The FCC needs Congressional authority to hold its proposed incentive auctions, by which broadcasters who voluntarily relinquish spectrum would be paid a cut of the proceeds. But it does not need such authority to repack the broadcast spectrum, requiring TV stations to move to new channel assignments.
“Our hope is to keep ‘voluntary,’ voluntary, so that if you don’t volunteer to go out of business, that you’re not placed in an inferior band,” he said. “That you don’t lose multicasting, which is your foreign-language stations, religious stations, minority stations. We don’t want to lose the future of mobile television.”
Smith said mobile and multicasting represented “tremendous innovations” broadcasters have already sunk millions into. Repacking, “really just forced relocation,” he said, could put broadcasters into bandwidth with poorer coverage characteristics. Smith called upon TV manufacturers to improve reception capabilities.
Without ball-parking a overall percentage of how many broadcasters would bite on incentive auctions, Smith said cash-strapped operations would be tempted.

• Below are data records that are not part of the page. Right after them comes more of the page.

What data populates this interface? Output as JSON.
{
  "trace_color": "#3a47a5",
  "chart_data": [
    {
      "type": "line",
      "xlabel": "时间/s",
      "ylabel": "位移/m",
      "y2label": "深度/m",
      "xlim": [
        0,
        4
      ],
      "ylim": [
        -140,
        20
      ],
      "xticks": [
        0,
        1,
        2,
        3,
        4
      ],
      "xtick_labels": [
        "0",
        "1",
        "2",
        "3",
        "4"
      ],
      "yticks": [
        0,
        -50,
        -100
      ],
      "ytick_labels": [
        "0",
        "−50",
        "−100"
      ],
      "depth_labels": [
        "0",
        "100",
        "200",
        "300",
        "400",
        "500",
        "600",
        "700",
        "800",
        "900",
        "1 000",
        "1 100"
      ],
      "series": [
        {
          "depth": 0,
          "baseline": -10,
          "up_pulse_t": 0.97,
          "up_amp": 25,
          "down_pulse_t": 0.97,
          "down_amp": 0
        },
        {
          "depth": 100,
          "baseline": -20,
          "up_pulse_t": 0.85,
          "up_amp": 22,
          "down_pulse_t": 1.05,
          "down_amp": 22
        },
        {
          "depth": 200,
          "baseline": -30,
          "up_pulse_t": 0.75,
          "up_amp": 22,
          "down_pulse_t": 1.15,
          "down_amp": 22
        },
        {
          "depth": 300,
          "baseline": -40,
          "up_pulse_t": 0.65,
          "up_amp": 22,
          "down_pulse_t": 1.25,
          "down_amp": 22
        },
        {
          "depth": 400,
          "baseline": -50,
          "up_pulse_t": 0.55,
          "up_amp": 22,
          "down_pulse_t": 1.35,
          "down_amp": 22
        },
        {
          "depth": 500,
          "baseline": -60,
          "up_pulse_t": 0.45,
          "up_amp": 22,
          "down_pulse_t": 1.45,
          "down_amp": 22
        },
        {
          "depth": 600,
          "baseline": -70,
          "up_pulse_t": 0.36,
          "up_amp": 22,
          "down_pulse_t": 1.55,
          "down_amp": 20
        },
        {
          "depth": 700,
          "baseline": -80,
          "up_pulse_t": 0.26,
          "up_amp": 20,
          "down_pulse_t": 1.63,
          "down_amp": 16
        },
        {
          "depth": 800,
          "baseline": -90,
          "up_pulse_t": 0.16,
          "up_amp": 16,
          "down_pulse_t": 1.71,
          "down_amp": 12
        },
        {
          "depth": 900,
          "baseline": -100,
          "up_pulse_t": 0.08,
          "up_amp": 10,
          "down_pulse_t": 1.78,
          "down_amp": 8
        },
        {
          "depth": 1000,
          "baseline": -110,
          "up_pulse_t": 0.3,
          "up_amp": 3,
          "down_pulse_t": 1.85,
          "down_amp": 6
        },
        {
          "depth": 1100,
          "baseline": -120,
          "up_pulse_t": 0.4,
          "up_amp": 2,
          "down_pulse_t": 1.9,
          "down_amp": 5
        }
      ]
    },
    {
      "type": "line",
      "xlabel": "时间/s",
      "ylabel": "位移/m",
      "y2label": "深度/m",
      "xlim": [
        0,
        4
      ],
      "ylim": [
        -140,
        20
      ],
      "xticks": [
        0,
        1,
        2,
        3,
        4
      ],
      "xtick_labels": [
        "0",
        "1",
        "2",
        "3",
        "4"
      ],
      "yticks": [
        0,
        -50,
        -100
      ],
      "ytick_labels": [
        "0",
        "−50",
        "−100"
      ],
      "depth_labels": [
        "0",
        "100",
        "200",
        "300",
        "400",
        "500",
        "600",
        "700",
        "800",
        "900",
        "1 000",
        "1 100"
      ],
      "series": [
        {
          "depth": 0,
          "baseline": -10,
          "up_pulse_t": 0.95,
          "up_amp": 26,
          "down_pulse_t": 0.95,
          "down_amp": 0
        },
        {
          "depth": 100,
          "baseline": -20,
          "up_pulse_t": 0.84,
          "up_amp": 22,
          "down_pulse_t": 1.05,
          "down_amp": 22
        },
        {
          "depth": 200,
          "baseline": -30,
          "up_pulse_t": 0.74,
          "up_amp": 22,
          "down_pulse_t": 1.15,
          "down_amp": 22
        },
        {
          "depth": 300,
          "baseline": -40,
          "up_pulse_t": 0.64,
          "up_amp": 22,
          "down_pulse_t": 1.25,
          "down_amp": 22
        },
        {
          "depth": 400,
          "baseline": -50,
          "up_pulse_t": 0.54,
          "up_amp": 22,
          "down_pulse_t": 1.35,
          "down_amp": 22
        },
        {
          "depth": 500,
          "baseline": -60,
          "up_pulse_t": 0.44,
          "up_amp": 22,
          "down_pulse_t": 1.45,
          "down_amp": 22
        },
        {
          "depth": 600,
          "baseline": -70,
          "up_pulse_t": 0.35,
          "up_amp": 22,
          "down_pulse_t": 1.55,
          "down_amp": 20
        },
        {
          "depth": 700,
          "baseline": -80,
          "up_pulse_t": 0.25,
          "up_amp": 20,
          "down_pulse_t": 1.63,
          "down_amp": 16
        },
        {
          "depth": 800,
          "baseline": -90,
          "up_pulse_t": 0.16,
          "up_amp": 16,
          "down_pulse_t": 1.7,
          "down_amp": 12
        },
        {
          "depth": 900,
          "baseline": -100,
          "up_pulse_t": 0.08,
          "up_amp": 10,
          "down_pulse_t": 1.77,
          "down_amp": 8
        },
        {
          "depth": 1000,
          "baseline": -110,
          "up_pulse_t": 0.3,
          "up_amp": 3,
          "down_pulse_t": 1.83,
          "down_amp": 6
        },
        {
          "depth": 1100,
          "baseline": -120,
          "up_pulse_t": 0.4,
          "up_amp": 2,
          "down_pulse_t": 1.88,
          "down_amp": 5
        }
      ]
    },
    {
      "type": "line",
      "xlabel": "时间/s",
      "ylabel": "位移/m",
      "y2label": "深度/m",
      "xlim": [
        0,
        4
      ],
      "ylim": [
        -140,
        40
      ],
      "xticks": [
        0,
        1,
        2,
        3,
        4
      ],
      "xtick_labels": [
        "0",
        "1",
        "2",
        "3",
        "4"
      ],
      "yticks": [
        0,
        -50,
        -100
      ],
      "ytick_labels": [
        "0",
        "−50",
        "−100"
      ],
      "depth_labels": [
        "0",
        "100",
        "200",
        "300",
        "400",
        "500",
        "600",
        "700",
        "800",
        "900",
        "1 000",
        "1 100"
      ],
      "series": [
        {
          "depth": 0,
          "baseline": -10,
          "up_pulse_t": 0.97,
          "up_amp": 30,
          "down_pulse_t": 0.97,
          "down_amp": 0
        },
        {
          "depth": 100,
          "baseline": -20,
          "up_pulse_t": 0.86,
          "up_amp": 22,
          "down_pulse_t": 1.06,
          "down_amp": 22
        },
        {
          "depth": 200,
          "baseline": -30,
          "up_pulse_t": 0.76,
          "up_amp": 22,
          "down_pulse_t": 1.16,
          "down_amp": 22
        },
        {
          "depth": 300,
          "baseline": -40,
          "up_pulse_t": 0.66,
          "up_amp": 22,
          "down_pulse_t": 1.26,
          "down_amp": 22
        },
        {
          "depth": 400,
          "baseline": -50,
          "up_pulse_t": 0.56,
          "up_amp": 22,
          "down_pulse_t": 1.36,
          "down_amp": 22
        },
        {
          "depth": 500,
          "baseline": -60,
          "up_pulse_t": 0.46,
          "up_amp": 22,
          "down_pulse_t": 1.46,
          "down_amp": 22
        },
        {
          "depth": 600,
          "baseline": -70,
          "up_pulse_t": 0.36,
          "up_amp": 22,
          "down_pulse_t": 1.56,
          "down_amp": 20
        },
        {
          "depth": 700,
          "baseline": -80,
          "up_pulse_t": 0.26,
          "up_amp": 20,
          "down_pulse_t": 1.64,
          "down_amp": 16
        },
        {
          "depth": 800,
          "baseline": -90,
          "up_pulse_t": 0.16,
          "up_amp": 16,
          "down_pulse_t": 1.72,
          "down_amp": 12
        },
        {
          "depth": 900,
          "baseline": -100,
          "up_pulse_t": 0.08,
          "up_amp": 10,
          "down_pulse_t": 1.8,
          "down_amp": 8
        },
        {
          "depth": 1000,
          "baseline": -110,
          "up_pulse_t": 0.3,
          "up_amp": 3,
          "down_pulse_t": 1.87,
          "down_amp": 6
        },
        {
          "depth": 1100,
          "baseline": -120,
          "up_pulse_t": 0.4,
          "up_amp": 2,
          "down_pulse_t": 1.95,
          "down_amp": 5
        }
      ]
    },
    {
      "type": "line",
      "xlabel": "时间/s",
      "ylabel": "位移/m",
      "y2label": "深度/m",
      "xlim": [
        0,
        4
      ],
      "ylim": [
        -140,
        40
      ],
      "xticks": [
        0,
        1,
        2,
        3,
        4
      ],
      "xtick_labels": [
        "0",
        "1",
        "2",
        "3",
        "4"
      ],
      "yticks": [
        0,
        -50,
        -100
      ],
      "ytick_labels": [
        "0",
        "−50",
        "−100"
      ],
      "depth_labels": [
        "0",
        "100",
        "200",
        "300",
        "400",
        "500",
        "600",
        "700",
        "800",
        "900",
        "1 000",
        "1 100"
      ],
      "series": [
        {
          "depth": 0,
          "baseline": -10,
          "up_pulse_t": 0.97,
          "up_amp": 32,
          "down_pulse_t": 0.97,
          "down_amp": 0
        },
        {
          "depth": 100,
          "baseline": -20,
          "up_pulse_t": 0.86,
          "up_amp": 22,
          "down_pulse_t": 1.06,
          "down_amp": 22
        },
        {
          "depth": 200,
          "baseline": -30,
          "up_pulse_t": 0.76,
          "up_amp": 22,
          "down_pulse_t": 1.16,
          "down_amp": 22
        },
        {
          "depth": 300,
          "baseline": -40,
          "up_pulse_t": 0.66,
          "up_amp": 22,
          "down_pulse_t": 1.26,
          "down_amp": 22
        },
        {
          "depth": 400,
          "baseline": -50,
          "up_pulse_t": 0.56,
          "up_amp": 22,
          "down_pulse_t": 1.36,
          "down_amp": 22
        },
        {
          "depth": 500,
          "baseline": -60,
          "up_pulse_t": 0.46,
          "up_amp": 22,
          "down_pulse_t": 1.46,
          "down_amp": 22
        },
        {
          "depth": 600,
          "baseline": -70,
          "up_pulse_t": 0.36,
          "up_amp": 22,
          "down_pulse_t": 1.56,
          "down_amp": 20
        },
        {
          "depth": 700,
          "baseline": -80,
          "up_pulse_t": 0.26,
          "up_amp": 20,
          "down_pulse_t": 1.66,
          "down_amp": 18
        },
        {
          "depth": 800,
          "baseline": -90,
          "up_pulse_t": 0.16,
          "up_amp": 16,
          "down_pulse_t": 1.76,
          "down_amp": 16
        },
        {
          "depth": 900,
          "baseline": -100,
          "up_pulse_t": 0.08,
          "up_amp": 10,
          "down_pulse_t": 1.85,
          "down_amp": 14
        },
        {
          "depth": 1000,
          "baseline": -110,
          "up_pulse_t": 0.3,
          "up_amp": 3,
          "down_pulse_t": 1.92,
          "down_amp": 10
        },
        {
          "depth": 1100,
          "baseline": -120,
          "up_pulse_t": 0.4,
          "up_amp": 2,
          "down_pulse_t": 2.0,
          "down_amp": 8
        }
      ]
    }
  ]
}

“I don’t know where they came up with needing another 120 MHz,” Smith said. “I don’t know why that number comes out of broadcasting, so somewhere between there and zero, there’ll be some broadcasters who are under water economically who’ll gladly agree to go out of business for a market fee.”
Smith also noted that in a “pay-go” environment, spectrum auction proceeds “were every legislators pay-for for everything. So when you put billions on the table, there’s a lot of claimants. So where will broadcasters fare? So I’ve said to those in broadcasting who may want to volunteer to make sure the check clears before you let go of your spectrum.”